Abbildung in dieser Leseprobe nicht enthalten
Abbildung 1: Schematische Darstellung des Erklärungsmodells in Anlehnung an Gläser/Laudel 2009: 81.
3. EMPIRISCHE ANALYSE DER EMAS-REVISION
In diesem Kapitel wird die EMAS-Revision einer umfassenden empirischen Analyse unterzogen. Am Ende der Untersuchung soll es möglich sein, die Forschungshypothese aufgrund der empirischen Erkenntnisse tendenziell zu bestätigen oder zu falsifizieren. Als heuristischer Bezugsrahmen dient das soeben entwickelte Erklärungsmodell mit seinen vier Variablen. Die Vorgehensweise wird im folgenden Abschnitt dargelegt.
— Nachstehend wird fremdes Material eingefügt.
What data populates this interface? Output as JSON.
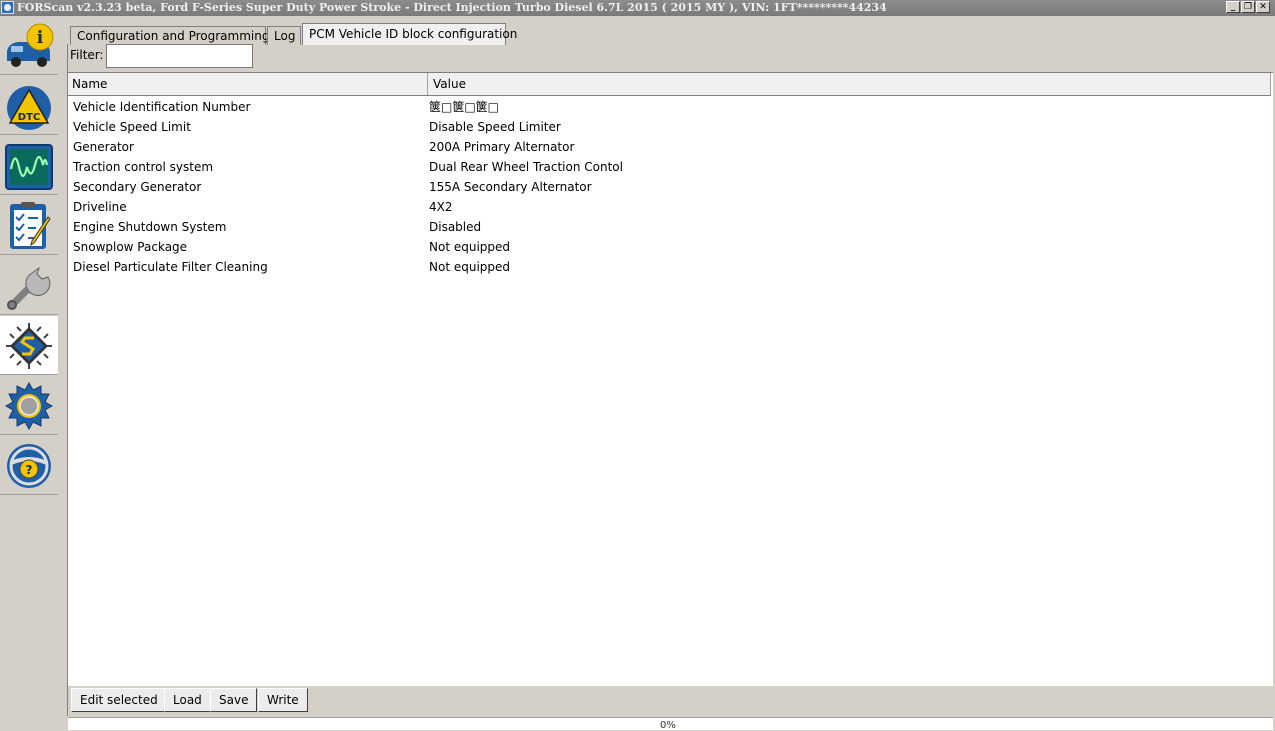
{
  "window": {
    "title": "FORScan v2.3.23 beta, Ford F-Series Super Duty Power Stroke - Direct Injection Turbo Diesel 6.7L 2015 ( 2015 MY ), VIN: 1FT*********44234",
    "controls": {
      "minimize": "_",
      "restore": "❐",
      "close": "✕"
    }
  },
  "sidebar": {
    "items": [
      {
        "name": "vehicle-info",
        "icon": "car-info-icon"
      },
      {
        "name": "dtc",
        "icon": "dtc-warning-icon"
      },
      {
        "name": "oscilloscope",
        "icon": "oscilloscope-icon"
      },
      {
        "name": "tests",
        "icon": "checklist-icon"
      },
      {
        "name": "service",
        "icon": "wrench-icon"
      },
      {
        "name": "configuration",
        "icon": "chip-icon",
        "active": true
      },
      {
        "name": "settings",
        "icon": "gear-icon"
      },
      {
        "name": "help",
        "icon": "help-steering-icon"
      }
    ],
    "dtc_label": "DTC"
  },
  "tabs": [
    {
      "label": "Configuration and Programming"
    },
    {
      "label": "Log"
    },
    {
      "label": "PCM Vehicle ID block configuration",
      "active": true
    }
  ],
  "filter": {
    "label": "Filter:",
    "value": ""
  },
  "table": {
    "headers": {
      "name": "Name",
      "value": "Value"
    },
    "rows": [
      {
        "name": "Vehicle Identification Number",
        "value": "箧□箧□箧□"
      },
      {
        "name": "Vehicle Speed Limit",
        "value": "Disable Speed Limiter"
      },
      {
        "name": "Generator",
        "value": "200A Primary Alternator"
      },
      {
        "name": "Traction control system",
        "value": "Dual Rear Wheel  Traction Contol"
      },
      {
        "name": "Secondary Generator",
        "value": "155A Secondary Alternator"
      },
      {
        "name": "Driveline",
        "value": "4X2"
      },
      {
        "name": "Engine Shutdown System",
        "value": "Disabled"
      },
      {
        "name": "Snowplow Package",
        "value": "Not equipped"
      },
      {
        "name": "Diesel Particulate Filter Cleaning",
        "value": "Not equipped"
      }
    ]
  },
  "buttons": {
    "edit": "Edit selected",
    "load": "Load",
    "save": "Save",
    "write": "Write"
  },
  "status": {
    "progress_text": "0%"
  },
  "colors": {
    "accent_blue": "#1f5fa8",
    "warning_yellow": "#f2c500",
    "sidebar_bg": "#d4d0c8"
  }
}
3.1. Vorgehen und Methodik bei der empirischen Analyse
Die vier Variablen des Erklärungsmodells werden in separaten Kapiteln empirisch untersucht: Zuerst soll geklärt werden, inwiefern durch die EMAS-Revision tatsächlich verbindliche KPI eingeführt wurden (abhängige Variable). Danach muss überprüft werden, in welcher Form Deutschland gegen die Einführung der KPI opponierte und ob es deshalb zu einem deutsch-europäischen Interessenkonflikt kam (intervenierende Variable). Dann sollen die typischen Multilevel Governance-Merkmale der EMAS- Revision herausgearbeitet werden, mit deren Hilfe die Konsensfindung hinsichtlich KPI strukturell erklärt werden kann (unabhängige Variable). Zuletzt soll ermittelt werden, inwiefern der Konsensfindungsprozess von strategischem Handeln bzw. von Deliberation geprägt war (vermittelnde Handlung). Jede der Variablen muss im Vorfeld der Analyse zunächst operationalisiert, d.h. mithilfe von Definitionen, Leitfragen und Indikatoren für die empirische Untersuchung praxistauglich gemacht werden. Die Operationalisierung erfolgt jeweils zu Beginn der einzelnen Variablen-Kapitel. Hier werden auch die Erhebungsmethoden erläutert, die sich je nach Untersuchungsgegenstand von Dokumentenanalysen, über Internet- und Literaturrecherchen bis hin zu Experteninterviews erstrecken. In den nächsten beiden Abschnitten sollen bereits vorweg einige pauschale Anmerkungen zur methodischen Vorgehensweise gemacht werden.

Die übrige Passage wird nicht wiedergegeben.